Government action needed
The TUC is calling on the government to deliver:
An emergency budget to boost pay, pensions and universal credit, and cut energy bills through a windfall tax on energy company profits.
Mandatory disability pay gap reporting for all employers with more than 50 employees. This should be accompanied by a duty on bosses to produce targeted action plans identifying the steps they will take to address any gaps identified.
Enforcement of reasonable adjustments: The Equality and Human Rights Commission (EHRC) should get specific funding to enforce disabled workers’ rights to reasonable adjustments and should update their statutory code of practice to include more examples of reasonable adjustments, to help disabled workers get the adjustments they need quickly and effectively. This will help lawyers, advisers, union reps and human resources departments apply the law properly.
ONS figures on disabled workers: www.ons.gov.uk/peoplepopulationandcommunity/healthandsocialcare/disabil…
- Polling: The BritainThinks online survey was conducted between the 13-21 May 2021 with a sample of 2,134 workers in England and Wales – nationally representative according to ONS Labour Force Survey Data. For more information please visit: www.britainthinks.com
- Causes of the disability pay and employment gaps: Many disabled people face a range of barriers to getting and staying in work, from a lack of transport to get there, or inadequate equipment or adjustments made once they are there. Other factors driving the pay and employment gaps are:
Part-time working: A higher proportion of disabled people than non-disabled people work part-time. These are paid less per hour than full-time jobs.

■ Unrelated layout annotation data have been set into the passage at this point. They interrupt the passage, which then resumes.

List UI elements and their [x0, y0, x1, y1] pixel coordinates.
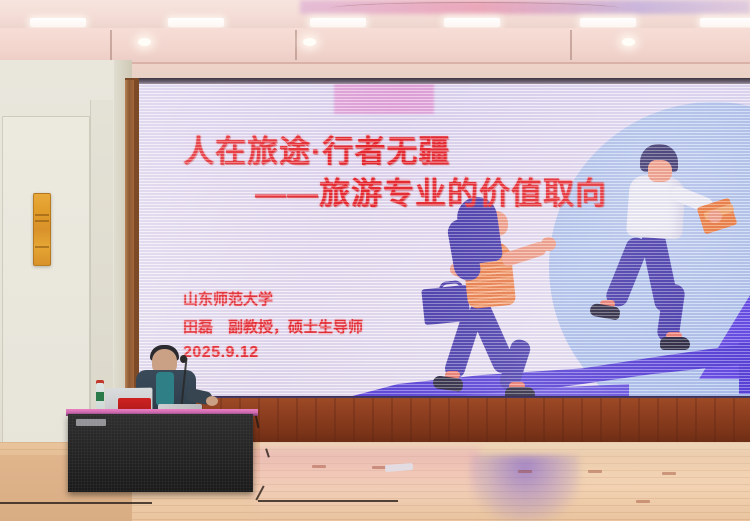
speaker-shirt — [156, 372, 174, 406]
ceiling-panel-light — [444, 18, 500, 27]
podium-logo — [76, 419, 106, 426]
man-shirt — [626, 174, 686, 240]
floor-marker — [636, 500, 650, 503]
man-face — [648, 160, 672, 182]
speaker-hand — [206, 396, 218, 406]
ceiling-downlight — [138, 38, 151, 46]
floor-marker — [372, 466, 386, 469]
water-bottle-label — [96, 392, 104, 401]
floor-marker — [518, 470, 532, 473]
ceiling-hanger — [110, 30, 112, 60]
ceiling-panel-light — [700, 18, 750, 27]
floor-marker — [662, 472, 676, 475]
ceiling-hanger — [570, 30, 572, 60]
man-hand — [708, 210, 722, 223]
woman-front-shoe — [505, 387, 535, 396]
ceiling-hanger — [295, 30, 297, 60]
floor-purple-reflection — [470, 455, 580, 521]
ceiling-downlight — [303, 38, 316, 46]
screen-left-wood-trim — [125, 80, 134, 420]
woman-front-hand — [541, 237, 556, 251]
wall-door-panel — [2, 116, 90, 450]
pink-blob-shape — [334, 84, 434, 114]
man-front-shoe — [660, 337, 690, 350]
ceiling-wire — [330, 2, 620, 15]
ceiling-panel-light — [310, 18, 366, 27]
lecture-hall-screenshot: 人在旅途·行者无疆 ——旅游专业的价值取向 山东师范大学 田磊 副教授，硕士生导… — [0, 0, 750, 521]
ceiling-panel-light — [580, 18, 636, 27]
orange-wall-fixture — [33, 193, 51, 266]
led-screen[interactable]: 人在旅途·行者无疆 ——旅游专业的价值取向 山东师范大学 田磊 副教授，硕士生导… — [139, 84, 750, 396]
slide-date: 2025.9.12 — [183, 344, 259, 362]
slide-organization: 山东师范大学 — [183, 288, 273, 309]
ceiling-panel-light — [30, 18, 86, 27]
floor-cable — [0, 502, 152, 504]
slide-presenter: 田磊 副教授，硕士生导师 — [183, 316, 363, 337]
slide-title: 人在旅途·行者无疆 — [183, 126, 450, 171]
floor-marker — [588, 470, 602, 473]
slide-subtitle: ——旅游专业的价值取向 — [255, 168, 607, 213]
floor-pink-reflection — [250, 448, 480, 521]
ceiling-panel-light — [168, 18, 224, 27]
floor-cable — [258, 500, 398, 502]
illustration-figure-woman — [429, 189, 589, 396]
illustration-figure-man — [604, 144, 750, 359]
floor-marker — [312, 465, 326, 468]
microphone-icon — [180, 355, 187, 363]
ceiling-downlight — [622, 38, 635, 46]
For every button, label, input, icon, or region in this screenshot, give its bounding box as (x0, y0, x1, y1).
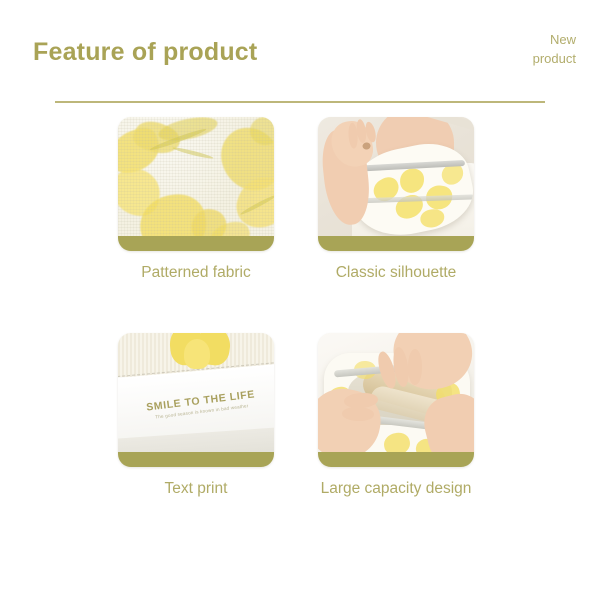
new-product-badge-line1: New (456, 30, 576, 49)
flower-petal-icon (420, 209, 445, 229)
feature-caption: Large capacity design (318, 480, 474, 498)
feature-row: SMILE TO THE LIFE The good season is kno… (0, 333, 600, 549)
feature-caption: Text print (118, 480, 274, 498)
page-title: Feature of product (33, 38, 257, 67)
printed-label-image: SMILE TO THE LIFE The good season is kno… (118, 333, 274, 453)
text-print-photo: SMILE TO THE LIFE The good season is kno… (118, 333, 274, 453)
model-fingernail (362, 142, 371, 150)
fabric-texture-overlay (118, 117, 274, 237)
feature-cell-text-print[interactable]: SMILE TO THE LIFE The good season is kno… (118, 333, 274, 498)
open-pouch-image (318, 333, 474, 453)
header-divider (55, 101, 545, 103)
page-header: Feature of product New product (0, 0, 600, 92)
fabric-swatch-image (118, 117, 274, 237)
tile-accent-bar (318, 452, 474, 467)
new-product-badge-line2: product (456, 49, 576, 68)
new-product-badge: New product (456, 30, 576, 68)
feature-cell-patterned-fabric[interactable]: Patterned fabric (118, 117, 274, 282)
flower-petal-icon (400, 168, 425, 193)
feature-tile[interactable] (318, 117, 474, 251)
feature-row: Patterned fabric (0, 117, 600, 333)
model-holding-pouch-image (318, 117, 474, 237)
flower-petal-icon (184, 339, 210, 369)
feature-caption: Patterned fabric (118, 264, 274, 282)
feature-tile[interactable]: SMILE TO THE LIFE The good season is kno… (118, 333, 274, 467)
feature-grid: Patterned fabric (0, 117, 600, 549)
feature-cell-large-capacity[interactable]: Large capacity design (318, 333, 474, 498)
tile-accent-bar (118, 236, 274, 251)
flower-petal-icon (383, 431, 412, 453)
product-feature-page: Feature of product New product (0, 0, 600, 600)
large-capacity-photo (318, 333, 474, 453)
feature-cell-classic-silhouette[interactable]: Classic silhouette (318, 117, 474, 282)
feature-caption: Classic silhouette (318, 264, 474, 282)
tile-accent-bar (118, 452, 274, 467)
tile-accent-bar (318, 236, 474, 251)
feature-tile[interactable] (118, 117, 274, 251)
model-finger (408, 349, 422, 385)
feature-tile[interactable] (318, 333, 474, 467)
classic-silhouette-photo (318, 117, 474, 237)
patterned-fabric-photo (118, 117, 274, 237)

Low-paid work: Disabled people are over-represented in lower paid jobs like caring, leisure and other services and sales and customer services.
Education: Some disabled people leave education earlier than non-disabled people. However, even where disabled and non-disabled people have the same qualifications there is still a big pay gap.
The pay gap is also linked to unlawful discrimination, structural barriers and negative attitudes, says the TUC.
- Disability pay gap reporting: To address the disability pay gap, the TUC wants the government to bring in mandatory disability pay gap reporting for all employers with more than 50 employees. The legislation should be accompanied by a duty on employers to produce targeted action plans identifying the steps they will take to address any gaps identified, including ensuring disabled workers with invisible impairments feel confident in completing workplace equality monitoring.